E-commerce organizations encounter nearly 40% more fraudulent transactions compared to primarily brick-and-mortar retailers, LexisNexis pointed out. The widespread adoption of new payments methods can expose merchants to more frequent and sophisticated fraud attacks. One-fifth of transaction volume today happens via digital payment methods including digital wallets, payment apps, buy now pay later and cryptocurrency. Digital transactions account for more than half of revenue. 

The impact of fraud on merchants is multifaceted and can encompass fines, fees, the face value of fraudulent transactions and the costs and efforts associated with replacing lost or stolen merchandise. Organizations are incurring fraud costs three times the actual value lost to fraudsters, but also 75% of survey respondents noted an impact on customer conversion rates.

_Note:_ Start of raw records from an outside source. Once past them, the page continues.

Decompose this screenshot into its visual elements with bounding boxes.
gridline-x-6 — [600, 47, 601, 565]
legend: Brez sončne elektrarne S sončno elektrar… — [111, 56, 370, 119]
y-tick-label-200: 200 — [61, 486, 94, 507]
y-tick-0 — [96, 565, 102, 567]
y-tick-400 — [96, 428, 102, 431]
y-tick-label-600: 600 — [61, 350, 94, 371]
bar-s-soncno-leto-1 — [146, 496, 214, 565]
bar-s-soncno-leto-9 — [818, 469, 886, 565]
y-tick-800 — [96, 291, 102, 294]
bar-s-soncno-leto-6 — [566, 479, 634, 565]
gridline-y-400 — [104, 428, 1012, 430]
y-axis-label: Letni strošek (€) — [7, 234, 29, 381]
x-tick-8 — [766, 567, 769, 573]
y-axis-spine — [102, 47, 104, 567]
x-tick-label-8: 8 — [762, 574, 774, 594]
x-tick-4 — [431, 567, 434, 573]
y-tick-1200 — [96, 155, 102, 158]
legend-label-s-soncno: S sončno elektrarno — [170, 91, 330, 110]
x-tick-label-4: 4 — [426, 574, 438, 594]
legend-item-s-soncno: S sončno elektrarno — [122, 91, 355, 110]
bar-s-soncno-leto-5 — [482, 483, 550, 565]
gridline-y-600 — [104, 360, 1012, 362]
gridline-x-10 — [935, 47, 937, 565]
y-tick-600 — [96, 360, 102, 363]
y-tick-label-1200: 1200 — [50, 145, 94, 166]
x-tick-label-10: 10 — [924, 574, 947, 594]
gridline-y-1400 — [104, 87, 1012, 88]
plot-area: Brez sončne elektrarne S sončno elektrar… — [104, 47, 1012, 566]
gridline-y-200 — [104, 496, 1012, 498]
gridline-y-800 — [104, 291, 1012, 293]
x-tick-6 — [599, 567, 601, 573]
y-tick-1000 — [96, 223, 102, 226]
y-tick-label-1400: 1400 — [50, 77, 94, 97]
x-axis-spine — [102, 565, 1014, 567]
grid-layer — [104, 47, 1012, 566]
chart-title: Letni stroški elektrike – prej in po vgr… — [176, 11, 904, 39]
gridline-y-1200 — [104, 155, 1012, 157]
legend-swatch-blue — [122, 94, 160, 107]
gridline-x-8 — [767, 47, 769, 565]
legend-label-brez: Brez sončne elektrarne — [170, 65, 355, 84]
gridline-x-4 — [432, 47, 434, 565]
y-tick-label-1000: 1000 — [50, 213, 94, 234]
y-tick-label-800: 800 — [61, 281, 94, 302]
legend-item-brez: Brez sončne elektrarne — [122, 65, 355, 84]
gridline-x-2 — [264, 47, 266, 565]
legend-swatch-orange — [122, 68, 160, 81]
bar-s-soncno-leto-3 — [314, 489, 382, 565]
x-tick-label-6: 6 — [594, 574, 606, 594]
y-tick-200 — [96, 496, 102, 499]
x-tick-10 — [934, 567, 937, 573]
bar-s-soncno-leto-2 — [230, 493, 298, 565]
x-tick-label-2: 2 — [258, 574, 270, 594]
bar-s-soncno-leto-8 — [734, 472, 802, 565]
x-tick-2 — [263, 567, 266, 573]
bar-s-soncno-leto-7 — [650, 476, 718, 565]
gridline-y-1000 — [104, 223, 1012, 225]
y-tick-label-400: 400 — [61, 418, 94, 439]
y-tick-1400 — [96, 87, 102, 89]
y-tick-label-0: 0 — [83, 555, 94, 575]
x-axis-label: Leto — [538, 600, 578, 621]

As such, the short and potential long-term effect on the customer experience can have a negative impact on shopper behavior. 

Still, retailers face the challenge of balancing customer safety with customer experience while combating new fraud methods and integrating new fraud mitigation capabilities, LexisNexis reported. The increasing consumer adoption of a wide range of payment methods motivates merchants to accept novel payment methods, consequently expanding their potential for attach and increasing fraud risk.

“Striking the right balance between effective fraud management and a seamless customer experience is crucial,” said Kimberly Sutherland, vice president, fraud and identity strategy, LexisNexis Risk Solutions. “It’s essential for merchants to ensure that customer onboarding and payment journeys are as frictionless as possible to prevent shopping abandonment and customer churn. To respond faster to emerging fraud trends and rising consumer expectations, merchants must take a dynamic and agile approach to risk assessment. Capabilities integrated via risk-based workflows, supported by deep troves of identity intelligence and robust linking technology, promote the flexibility necessary for safer and more convenient interactions and transactions.”